I wanted to leave the bundle in the field, but my conscience didn’t let me.
So I had to carry it further on my shrivelled shoulders. As they were nowhere
to be seen, I set off again and reached the town of O[strów Mazowiecka?].
at nightfall. [39] After spending the night there, I set off the next morning
for Suriah. I crossed the border unimpeded, except that the German¹⁷⁷² border
guards searched me. When I saw the first Russian soldier, I wanted to
say a blessing over him. I went on a little further and came to a major road
junction leading in many directions, including to Z[ambrów?] but the patrol
wouldn’t let me go that way. Instead, they ordered me, along with other people,
to walk across the sands for some twenty kilometres, which would take us
to a small town by the name of A[ndrzejewo?]. I’m not writing anything about
food because this whole time I had nothing to eat and no one took pity on me.

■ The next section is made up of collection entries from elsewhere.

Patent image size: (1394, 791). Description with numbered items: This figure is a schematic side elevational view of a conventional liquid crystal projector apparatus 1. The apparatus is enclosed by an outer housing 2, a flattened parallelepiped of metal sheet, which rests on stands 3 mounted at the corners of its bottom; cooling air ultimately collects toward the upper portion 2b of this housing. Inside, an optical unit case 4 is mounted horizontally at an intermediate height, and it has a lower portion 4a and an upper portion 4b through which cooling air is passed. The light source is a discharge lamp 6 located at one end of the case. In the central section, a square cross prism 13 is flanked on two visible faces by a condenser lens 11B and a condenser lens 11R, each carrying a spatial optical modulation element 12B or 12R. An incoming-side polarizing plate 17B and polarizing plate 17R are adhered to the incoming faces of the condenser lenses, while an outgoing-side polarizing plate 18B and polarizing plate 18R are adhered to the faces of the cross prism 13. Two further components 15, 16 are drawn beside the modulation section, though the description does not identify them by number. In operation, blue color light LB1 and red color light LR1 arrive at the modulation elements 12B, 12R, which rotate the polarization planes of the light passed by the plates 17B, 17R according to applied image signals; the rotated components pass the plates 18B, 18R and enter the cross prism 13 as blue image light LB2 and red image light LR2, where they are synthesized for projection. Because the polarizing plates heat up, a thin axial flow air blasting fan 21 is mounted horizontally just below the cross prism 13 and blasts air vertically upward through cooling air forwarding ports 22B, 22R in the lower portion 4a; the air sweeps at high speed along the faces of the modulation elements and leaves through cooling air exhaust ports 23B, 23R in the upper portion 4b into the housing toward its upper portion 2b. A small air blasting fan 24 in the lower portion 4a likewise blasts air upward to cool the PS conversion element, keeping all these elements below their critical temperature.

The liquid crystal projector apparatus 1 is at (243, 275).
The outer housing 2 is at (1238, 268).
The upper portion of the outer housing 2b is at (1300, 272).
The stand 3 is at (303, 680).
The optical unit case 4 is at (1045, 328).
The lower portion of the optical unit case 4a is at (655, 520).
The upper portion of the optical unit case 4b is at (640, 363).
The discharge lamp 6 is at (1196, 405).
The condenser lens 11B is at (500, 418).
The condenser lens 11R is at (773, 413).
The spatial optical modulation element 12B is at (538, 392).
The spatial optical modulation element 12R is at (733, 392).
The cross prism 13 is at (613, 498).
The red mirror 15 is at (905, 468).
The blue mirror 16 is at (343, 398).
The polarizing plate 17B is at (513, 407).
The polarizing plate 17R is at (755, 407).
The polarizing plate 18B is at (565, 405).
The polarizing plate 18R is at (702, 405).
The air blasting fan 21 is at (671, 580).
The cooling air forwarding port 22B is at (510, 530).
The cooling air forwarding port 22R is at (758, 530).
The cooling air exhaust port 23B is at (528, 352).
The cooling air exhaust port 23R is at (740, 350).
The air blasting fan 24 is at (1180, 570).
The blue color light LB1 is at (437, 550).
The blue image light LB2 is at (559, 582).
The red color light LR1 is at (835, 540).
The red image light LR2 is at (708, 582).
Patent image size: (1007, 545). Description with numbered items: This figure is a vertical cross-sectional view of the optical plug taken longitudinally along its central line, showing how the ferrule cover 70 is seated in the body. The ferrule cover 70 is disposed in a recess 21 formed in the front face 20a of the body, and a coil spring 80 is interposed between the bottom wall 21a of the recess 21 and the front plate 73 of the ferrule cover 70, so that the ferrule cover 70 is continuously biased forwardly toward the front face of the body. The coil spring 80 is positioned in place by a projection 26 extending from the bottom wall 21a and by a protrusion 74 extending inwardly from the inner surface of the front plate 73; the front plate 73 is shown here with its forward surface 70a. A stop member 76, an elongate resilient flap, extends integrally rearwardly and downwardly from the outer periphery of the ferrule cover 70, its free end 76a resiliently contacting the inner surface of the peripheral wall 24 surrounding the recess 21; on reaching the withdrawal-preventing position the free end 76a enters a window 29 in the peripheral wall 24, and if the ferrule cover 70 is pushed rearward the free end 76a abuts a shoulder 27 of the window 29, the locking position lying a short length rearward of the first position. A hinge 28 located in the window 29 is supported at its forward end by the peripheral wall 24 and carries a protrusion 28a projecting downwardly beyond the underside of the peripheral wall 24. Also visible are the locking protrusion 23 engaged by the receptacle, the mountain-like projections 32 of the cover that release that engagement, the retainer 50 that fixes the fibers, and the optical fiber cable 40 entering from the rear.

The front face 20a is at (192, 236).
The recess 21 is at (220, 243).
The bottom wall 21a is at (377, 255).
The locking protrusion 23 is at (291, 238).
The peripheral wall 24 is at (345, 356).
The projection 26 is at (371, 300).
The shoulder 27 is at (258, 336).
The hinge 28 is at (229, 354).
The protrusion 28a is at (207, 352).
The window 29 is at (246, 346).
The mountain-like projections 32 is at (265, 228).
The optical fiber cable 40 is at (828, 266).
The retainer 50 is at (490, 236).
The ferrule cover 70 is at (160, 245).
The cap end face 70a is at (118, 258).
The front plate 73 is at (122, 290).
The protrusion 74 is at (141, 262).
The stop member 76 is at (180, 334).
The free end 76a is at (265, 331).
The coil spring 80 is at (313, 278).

I reached the little township in the evening, but nobody would give me
a place to sleep. Everyone just shut the door. So I had to sleep in the bet hamidrash. In the morning I got myself examined by the town’s military doctor.
He bandaged my wound and told me it was healing. After that, I set off again
for C[zyżew?¹⁷⁷³]. On the way, I was [40] ravenously hungry. Then I saw a group



1771 A reference to Mendele Moykher Sforim’s novel, Di Klatshe (The Mare).
1772 In the original yevonishe.
1773 Czyżew (Wysokie Mazowieckie County).